04 April 2012 | Martinique
Heidi / Pleasant weather
Once a year, when I was young, we were given a very large box of assorted chocolates called the "Whitman's Sampler." The box was filled with a multitude of chocolate surprises: a peanut cluster, chocolate covered toffee, mints, almonds, caramels and other delicacies. You often didn't know what you were getting until you took a risk, chose your piece and tasted it. I still remember my first discovery of the large piece with the rounded top which when I bit into it revealed a delicious syrupy cherry. I never met Whitman yet I thought he must be very special to have so many delightful confections made for him.
In a very small way, discovering the Caribbean Islands by sailboat is a bit like the travel-seeker's Whitman's Sampler - the best assortment for adventure. There are so many different countries, people, histories, stories, landscapes, coves and harbors to discover. Each is different and perhaps better than the last in many ways. And, the only way to really get to know them is to take a risk and taste what each island and its people have to offer you.
The other day, for example, we took a risk and left the peaceful anchorage of St. Pierre on the Northwestern side of Martinique to venture south of her capital, Fort du France. There we found a pretty little cove named Anse Noire, meaning small black bay. The head of the cove revealed a large cluster of palm tress creating a strikingly beautiful background to the colorful red brown rocks. The cliff edges that formed the cove rose sharply from the sea and were covered with lush green vegetation. Small brown birds, kingfishers, flew along the cliffs and disappeared into black holes along the sides. And if that wasn't idyllic enough, bright yellow butterflies flitted lazily across the topsides of our boat making the whole experience seem like a wonderful dream.

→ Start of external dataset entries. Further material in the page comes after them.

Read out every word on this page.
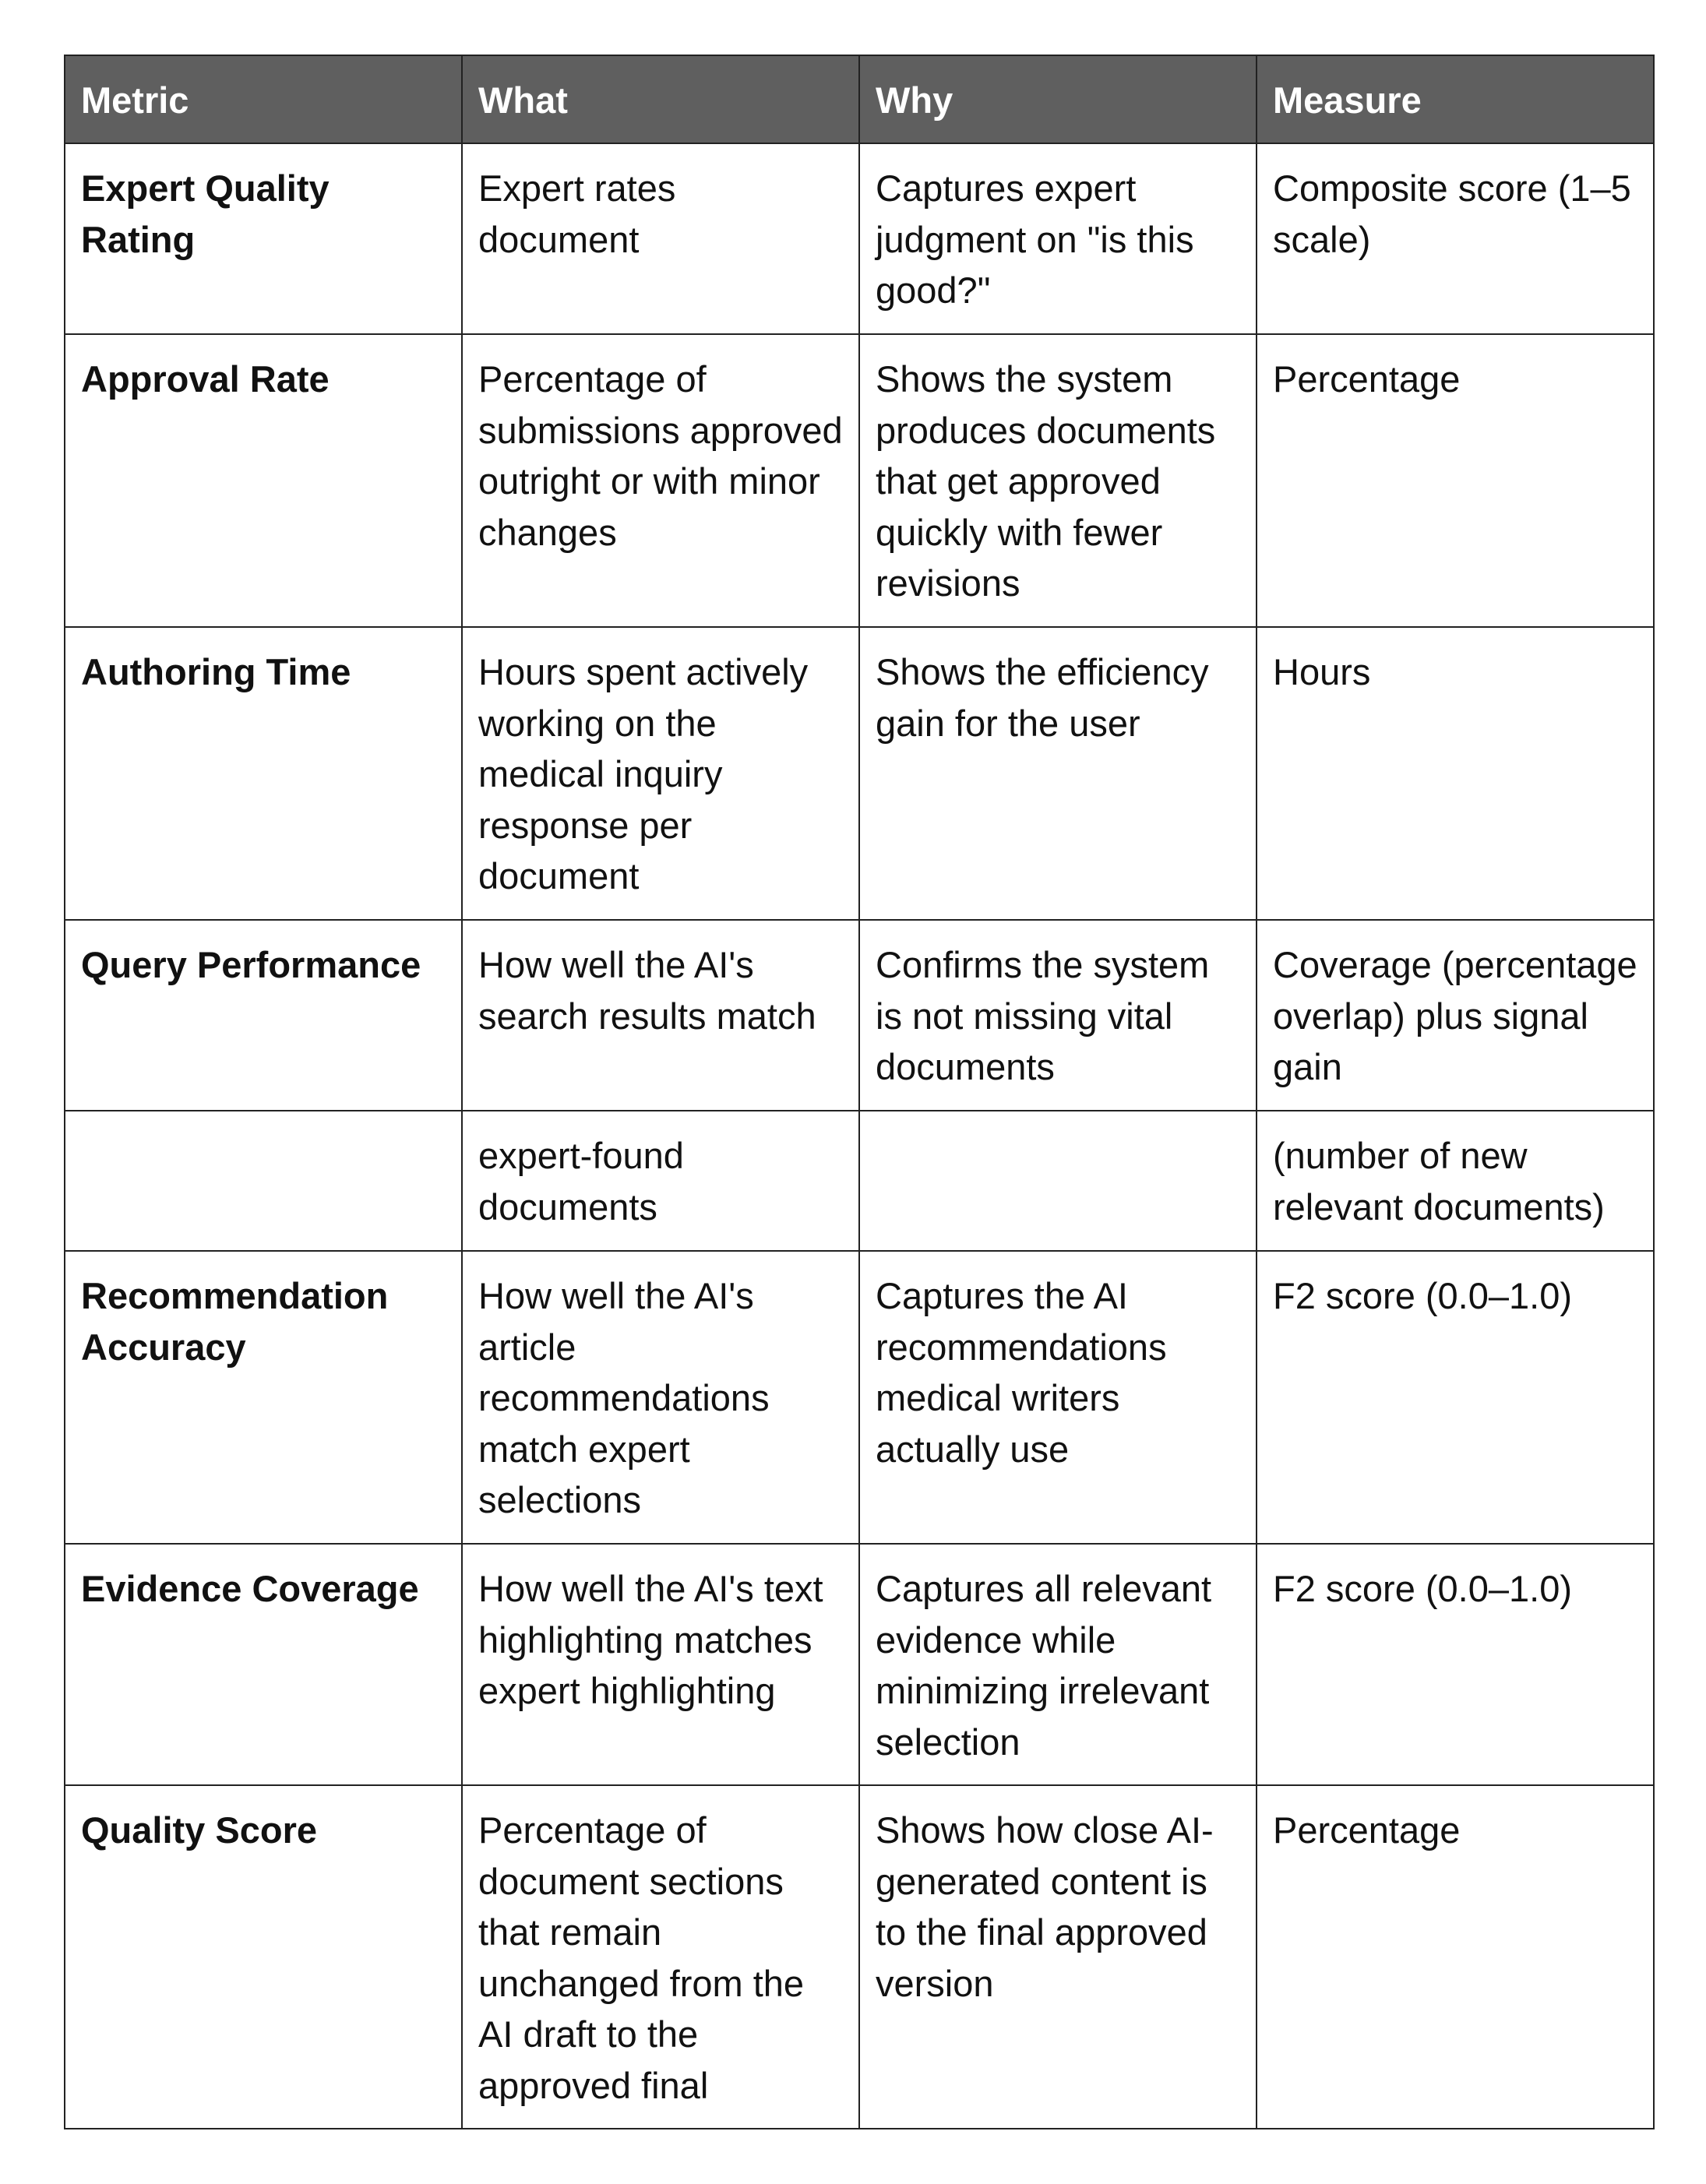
Metric	What	Why	Measure
Expert Quality Rating	Expert rates document	Captures expert judgment on "is this good?"	Composite score (1–5 scale)
Approval Rate	Percentage of submissions approved outright or with minor changes	Shows the system produces documents that get approved quickly with fewer revisions	Percentage
Authoring Time	Hours spent actively working on the medical inquiry response per document	Shows the efficiency gain for the user	Hours
Query Performance	How well the AI's search results match	Confirms the system is not missing vital documents	Coverage (percentage overlap) plus signal gain
	expert-found documents		(number of new relevant documents)
Recommendation Accuracy	How well the AI's article recommendations match expert selections	Captures the AI recommendations medical writers actually use	F2 score (0.0–1.0)
Evidence Coverage	How well the AI's text highlighting matches expert highlighting	Captures all relevant evidence while minimizing irrelevant selection	F2 score (0.0–1.0)
Quality Score	Percentage of document sections that remain unchanged from the AI draft to the approved final	Shows how close AI-generated content is to the final approved version	Percentage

Shortly after we arrived a small wooden fishing skiff came into the cove and made its way to the northwestern edge, about 100 feet in front of us. In Martinique the most common fishing vessel is a type of pirogue, a handmade wooden craft about 12 feet long, some are dug out of one large tree. In many of the islands in the southeastern Caribbean the boats are painted in bright colors. This pirogue had varying shades of blue on the outside and bright orange and white inside. The fishermen had carefully painted her name on the side, "Balard Creteil."
The two fishermen maneuvered their craft expertly back and forth along the cliff edge, as if searching for a spot where they might find the largest catch. Stopping not far from our boat they began preparing their net and rolling the large unruly object into a neat, small package. Then "splash" they threw the small package into the air off of the boat and it instantly unrolled to form a circular net spread out in front of them. We then heard a second splash as one of the fisherman dove into the water and began to swim around the outside of the net. The second man who had remained in the boat began to hit the water with a five-foot-long stick as if he were calling to the fish, enticing them to swim into his net.

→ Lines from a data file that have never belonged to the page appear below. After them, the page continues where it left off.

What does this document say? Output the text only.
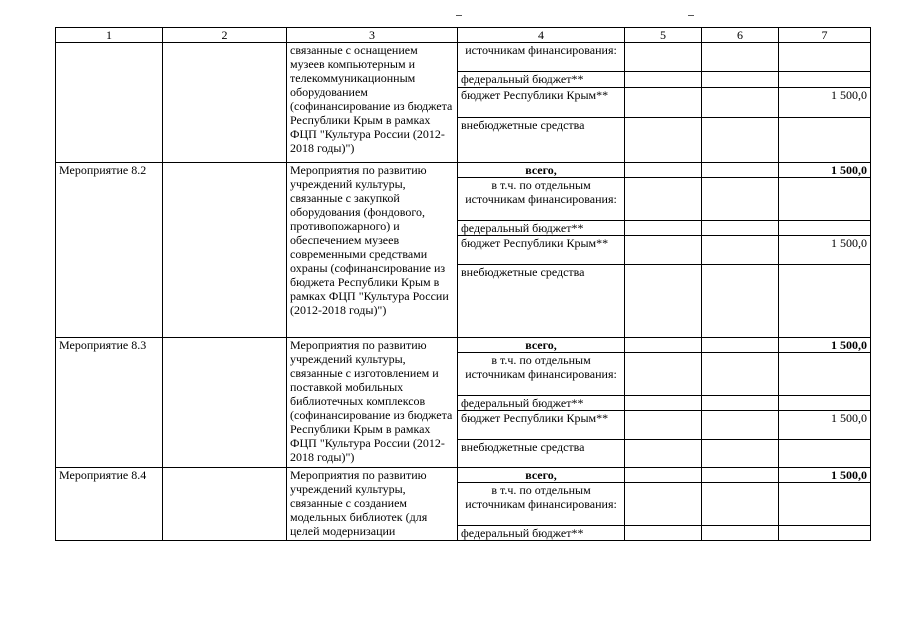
1	2	3	4	5	6	7
		связанные с оснащением музеев компьютерным и телекоммуникационным оборудованием (софинансирование из бюджета Республики Крым в рамках ФЦП "Культура России (2012-2018 годы)")	источникам финансирования:			
			федеральный бюджет**			
			бюджет Республики Крым**			1 500,0
			внебюджетные средства			
Мероприятие 8.2		Мероприятия по развитию учреждений культуры, связанные с закупкой оборудования (фондового, противопожарного) и обеспечением музеев современными средствами охраны (софинансирование из бюджета Республики Крым в рамках ФЦП "Культура России (2012-2018 годы)")	всего,			1 500,0
			в т.ч. по отдельным источникам финансирования:			
			федеральный бюджет**			
			бюджет Республики Крым**			1 500,0
			внебюджетные средства			
Мероприятие 8.3		Мероприятия по развитию учреждений культуры, связанные с изготовлением и поставкой мобильных библиотечных комплексов (софинансирование из бюджета Республики Крым в рамках ФЦП "Культура России (2012-2018 годы)")	всего,			1 500,0
			в т.ч. по отдельным источникам финансирования:			
			федеральный бюджет**			
			бюджет Республики Крым**			1 500,0
			внебюджетные средства			
Мероприятие 8.4		Мероприятия по развитию учреждений культуры, связанные с созданием модельных библиотек (для целей модернизации	всего,			1 500,0
			в т.ч. по отдельным источникам финансирования:			
			федеральный бюджет**			
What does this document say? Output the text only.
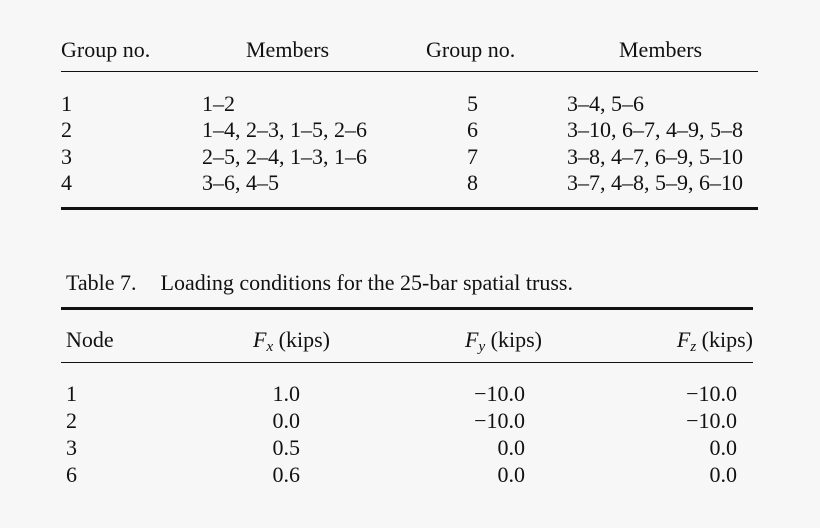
Group no.	Members	Group no.	Members
1	1–2	5	3–4, 5–6
2	1–4, 2–3, 1–5, 2–6	6	3–10, 6–7, 4–9, 5–8
3	2–5, 2–4, 1–3, 1–6	7	3–8, 4–7, 6–9, 5–10
4	3–6, 4–5	8	3–7, 4–8, 5–9, 6–10
Table 7. Loading conditions for the 25-bar spatial truss.
Node	$F_x$ (kips)	$F_y$ (kips)	$F_z$ (kips)
1	1.0	−10.0	−10.0
2	0.0	−10.0	−10.0
3	0.5	0.0	0.0
6	0.6	0.0	0.0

The swimmer made his way around the net while his partner continued to hit the water for perhaps 15 minutes longer. Then the swimmer clambered back into the boat and the two men began to pull in the net. As they pulled, fish jumped into the center of the net. Soon they had gathered what appeared to be about a 100 small fish. They were clearly pleased with their efforts. What a treat to watch! It was just a few moments in time but it captured the spirit of the day.
Over the last seven months we've had the opportunity to sail down the coast of America from Maine to North Carolina, and through the Eastern Caribbean, to sample a multitude of communities and islands and meet people of many different nationalities and walks of life. It has been a most amazing adventure for which I am grateful. Being on the sea, being somewhat self-sufficient and very much out in the elements, makes me feel fully alive. Capturing thousands of moments like these, around every bend, makes me truly joyful.
Perhaps one of the hardest parts of this journey, other than dropping my son off for his first year of college which was intensely sad, was leaving our jobs, our homes and our friends, and taking the first step. In the United States we seem quite programmed to have jobs and raise families in conventional ways. And while we might appear quite content financially and materially on a world scale, we never seem to have quite enough compared ot our neighbors and peers, so we work harder just to keep up. While a more conventional life may work quite well for some, I wonder how many of us get caught up in what we "should" do, who we "should" be, or importantly how much we "should" make and "should" save for the future, as I did. I also wonder how many of us truly grab the opportunity to realize our true passions.
That evening as we sat in the cockpit, sipping inexpensive but wonderful French wine and savoring the local cheese on a baguette, we watched the glorious colors of the setting sun over the clear blue waters. I feel very grateful both for the experiences of our journey and also for simply taking the risk to begin. Looking out at the endless sky on that starry night, I make a wish that those I love, and anyone who might stumble upon this writing and read it, are listening to their hearts and taking risks to sample life at it's fullest. Relaxing on deck I smile knowing of a few who recently have.